Concept in Definition ABC
Miscellanea / / July 04, 2021
By Guillem Alsina González, in Jul. 2017
Although sharing, in general, is good, in the science of computing This is not always the case, and a good example of this is the graphics cards; The big problem with the PCI bus is that by serving various types of peripherals, it creates bottlenecks that delay the delivery of information from the memory even the peripheral itself.
This makes PCI graphics cards ineffective for time consuming or graphics intensive applications. real, since the flow of graphical data can be easily interrupted by requests from other peripherals.
This is fatal for, for example, video games, since they require a constant flow and refresh of the graphics.
To avoid these problems, the
AGP bus (Accelerated Graphics Port), which directly and exclusively connects the graphics adapter of the system to the RAM memory.
It was developed by Intel in 1996 starting from the same PCI, since we remember that the problem was not technical, but rather of sharing this last bus for several tasks, which affects the performance of the graphics.
In each computer system (computer) there is only one AGP slot, the measurements of which differ from those PCI slots, in addition to their color, being that of the AGP slot brown, while the PCI ones are colored White.
This limits to a single card graph by computer system, although "tricks" have been made to skip the limitation that this single card could cause in some cases, like building a card with two video outputs.
These were usually VGA and DVI, so we could connect our computer to someone monitor, either through the most modern DVI connection, or - if the monitor was older and only had that port-, through the VGA connection, but it could also allow us to control two monitors simultaneously.
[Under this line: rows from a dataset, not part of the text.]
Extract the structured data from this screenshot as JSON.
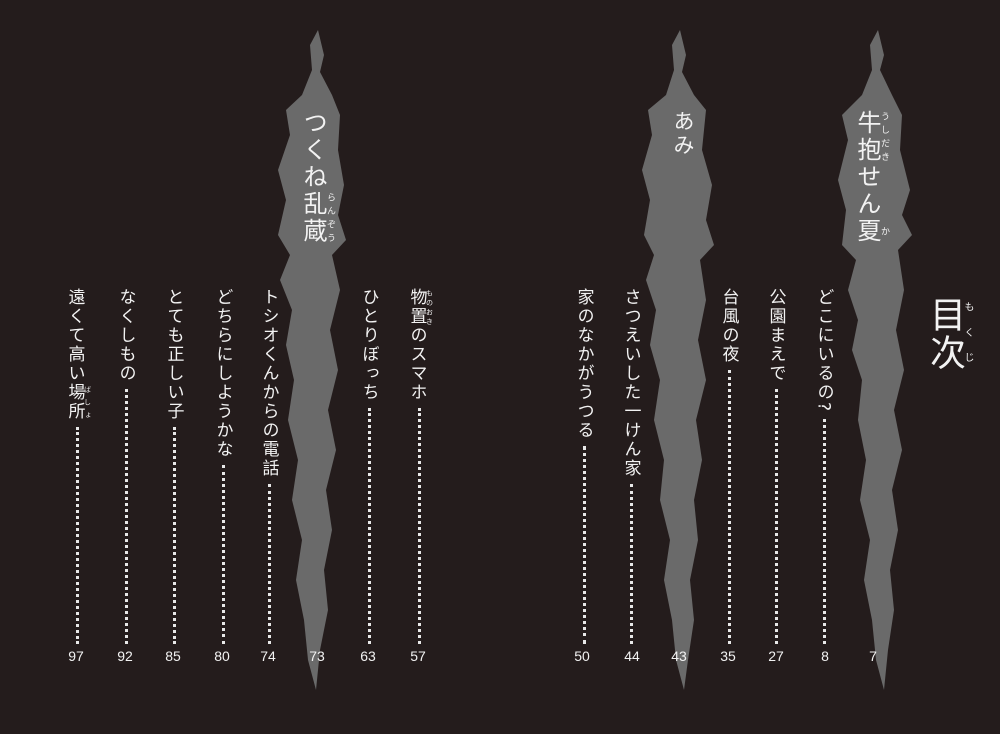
{
  "toc_heading": {
    "text": "目次",
    "ruby": "もくじ"
  },
  "colors": {
    "background": "#241c1c",
    "flame": "#6a6a6a",
    "text": "#f2f2f2"
  },
  "stories": [
    {
      "title_base": "牛抱",
      "title_ruby": "うしだき",
      "title_mid": "せん",
      "title_last": "夏",
      "title_last_ruby": "か",
      "page": "7",
      "entries": [
        {
          "title": "どこにいるの?",
          "page": "8"
        },
        {
          "title": "公園まえで",
          "page": "27"
        },
        {
          "title": "台風の夜",
          "page": "35"
        }
      ]
    },
    {
      "title": "あみ",
      "page": "43",
      "entries": [
        {
          "title": "さつえいした一けん家",
          "page": "44"
        },
        {
          "title": "家のなかがうつる",
          "page": "50"
        }
      ]
    },
    {
      "title_pre": "つくね",
      "title_base": "乱蔵",
      "title_ruby": "らんぞう",
      "page": "73",
      "entries": [
        {
          "title_base": "物置",
          "title_ruby": "ものおき",
          "title_rest": "のスマホ",
          "page": "57"
        },
        {
          "title": "ひとりぼっち",
          "page": "63"
        },
        {
          "title": "トシオくんからの電話",
          "page": "74"
        },
        {
          "title": "どちらにしようかな",
          "page": "80"
        },
        {
          "title": "とても正しい子",
          "page": "85"
        },
        {
          "title": "なくしもの",
          "page": "92"
        },
        {
          "title_pre": "遠くて高い",
          "title_base": "場所",
          "title_ruby": "ばしょ",
          "page": "97"
        }
      ]
    }
  ]
}
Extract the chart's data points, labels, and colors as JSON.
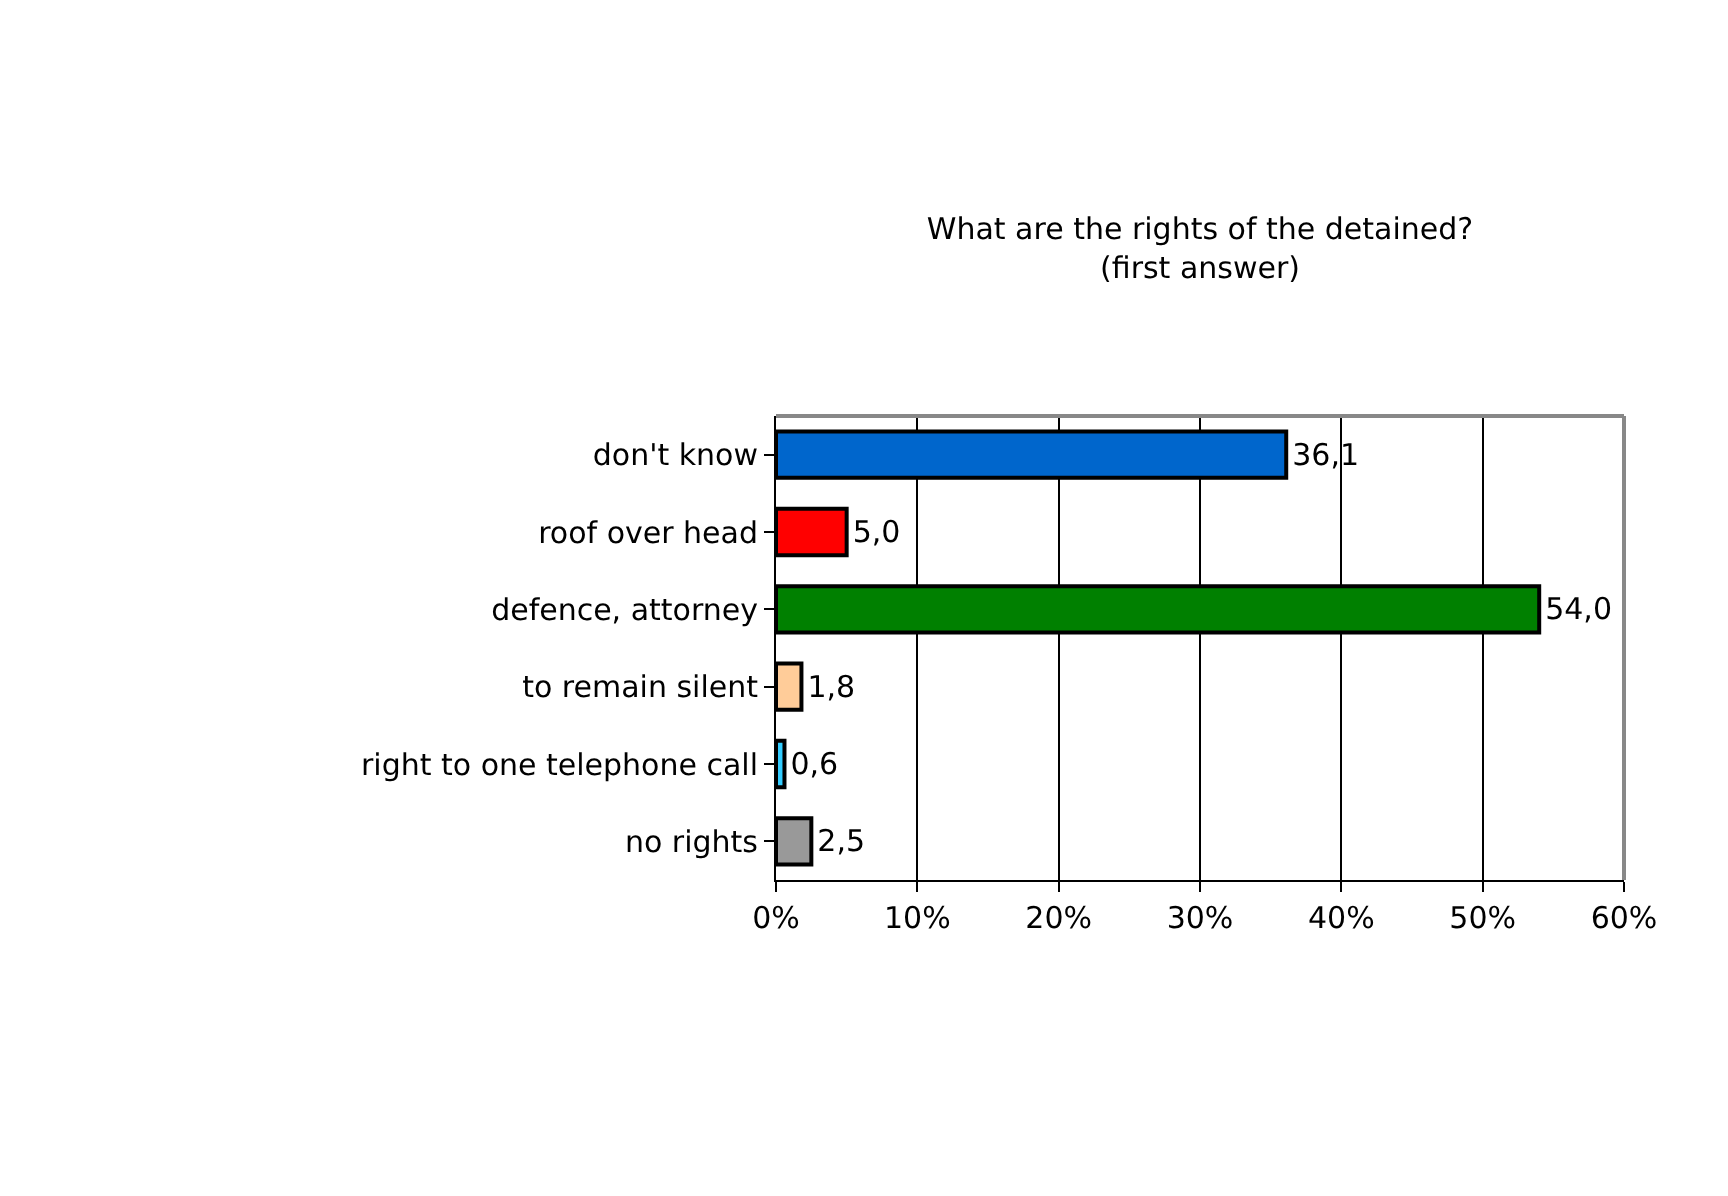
{
  "chart_data": {
    "type": "bar",
    "orientation": "horizontal",
    "title": "What are the rights of the detained?\n(first answer)",
    "categories": [
      "don't know",
      "roof over head",
      "defence, attorney",
      "to remain silent",
      "right to one telephone call",
      "no rights"
    ],
    "values": [
      36.1,
      5.0,
      54.0,
      1.8,
      0.6,
      2.5
    ],
    "value_labels": [
      "36,1",
      "5,0",
      "54,0",
      "1,8",
      "0,6",
      "2,5"
    ],
    "colors": [
      "#0066cc",
      "#ff0000",
      "#008000",
      "#ffcc99",
      "#33ccff",
      "#999999"
    ],
    "xlim": [
      0,
      60
    ],
    "xticks": [
      {
        "value": 0,
        "label": "0%"
      },
      {
        "value": 10,
        "label": "10%"
      },
      {
        "value": 20,
        "label": "20%"
      },
      {
        "value": 30,
        "label": "30%"
      },
      {
        "value": 40,
        "label": "40%"
      },
      {
        "value": 50,
        "label": "50%"
      },
      {
        "value": 60,
        "label": "60%"
      }
    ],
    "grid": "x"
  }
}
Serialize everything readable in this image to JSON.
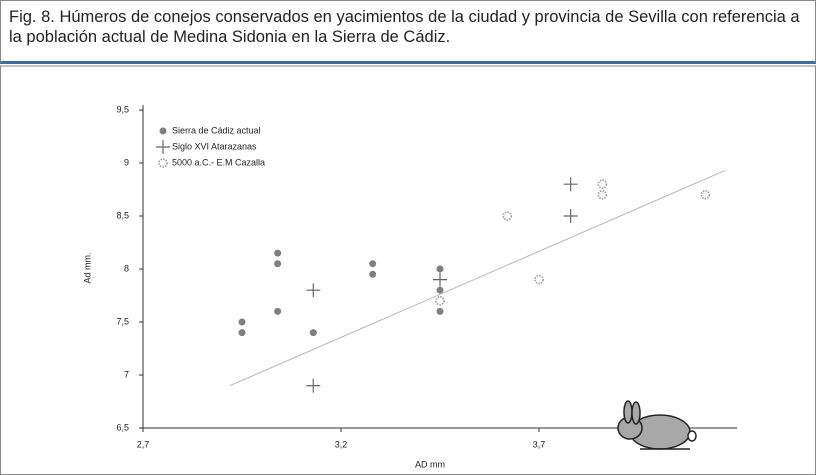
{
  "caption": {
    "label": "Fig. 8.",
    "text": "Húmeros de conejos conservados en yacimientos de la ciudad y provincia de Sevilla con referencia a la población actual de Medina Sidonia en la Sierra de Cádiz."
  },
  "chart_data": {
    "type": "scatter",
    "xlabel": "AD mm",
    "ylabel": "Ad mm.",
    "xlim": [
      2.7,
      4.2
    ],
    "ylim": [
      6.5,
      9.5
    ],
    "xticks": [
      {
        "value": 2.7,
        "label": "2,7"
      },
      {
        "value": 3.2,
        "label": "3,2"
      },
      {
        "value": 3.7,
        "label": "3,7"
      }
    ],
    "yticks": [
      {
        "value": 6.5,
        "label": "6,5"
      },
      7,
      {
        "value": 7.5,
        "label": "7,5"
      },
      8,
      {
        "value": 8.5,
        "label": "8,5"
      },
      9,
      {
        "value": 9.5,
        "label": "9,5"
      }
    ],
    "legend": "upper-left",
    "series": [
      {
        "name": "Sierra de Cádiz actual",
        "marker": "circle",
        "color": "#7f7f7f",
        "x": [
          2.95,
          2.95,
          3.04,
          3.04,
          3.04,
          3.13,
          3.28,
          3.28,
          3.45,
          3.45,
          3.45
        ],
        "values": [
          7.5,
          7.4,
          8.15,
          8.05,
          7.6,
          7.4,
          8.05,
          7.95,
          8.0,
          7.8,
          7.6
        ]
      },
      {
        "name": "Siglo XVI Atarazanas",
        "marker": "plus",
        "color": "#666666",
        "x": [
          3.13,
          3.13,
          3.45,
          3.78,
          3.78
        ],
        "values": [
          7.8,
          6.9,
          7.9,
          8.8,
          8.5
        ]
      },
      {
        "name": "5000 a.C.- E.M Cazalla",
        "marker": "sun",
        "color": "#9a9a9a",
        "x": [
          3.45,
          3.62,
          3.7,
          3.86,
          3.86,
          4.12
        ],
        "values": [
          7.7,
          8.5,
          7.9,
          8.8,
          8.7,
          8.7
        ]
      }
    ],
    "trendline": {
      "color": "#b5b5b5",
      "x": [
        2.92,
        4.17
      ],
      "values": [
        6.9,
        8.93
      ]
    }
  }
}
If we didn't have that option, we could always install a second graphics card through a PCI slot, so that we had two graphics cards in the system, each of them controlling a monitor different.
The AGP standard reached version 3.0, always evolving on a 66 MHz clock speed basis, but reducing the necessary voltage and increasing data transfer, so version 1.0 consumed 3.3 V and had a data rate of 266 MB / s, although the transfer was later doubled to 533 MB / s.
Version 2.0 consumed 1.5 V and quadrupled the velocity transfer rate reaching up to 1,066 MB / s. Finally, version 3.0 reduced the consumption up to 0.8 V while multiplying the transfer by eight, raising it to 2,133 MB / s.
Subsequently there have been several extensions to the standard, some of them unofficial,
As is the case with AGP Express. The official extensions have been the AGP Pro, for graphic cards of use professional, and 64-bit AGP (the original specification was for 32-bit systems), intended to equip the incipient 64-bit computers at that time.
Years have not passed by the AGP standard, and the natural substitute for the AGP port, which is already being abandoned, is the PCI-Epress (abbreviated as PCIe), which improves in speed to AGP, it is available in various sizes, and seeks to be a substitute for both the bus dedicated only to graphics, and for the more generic PCI.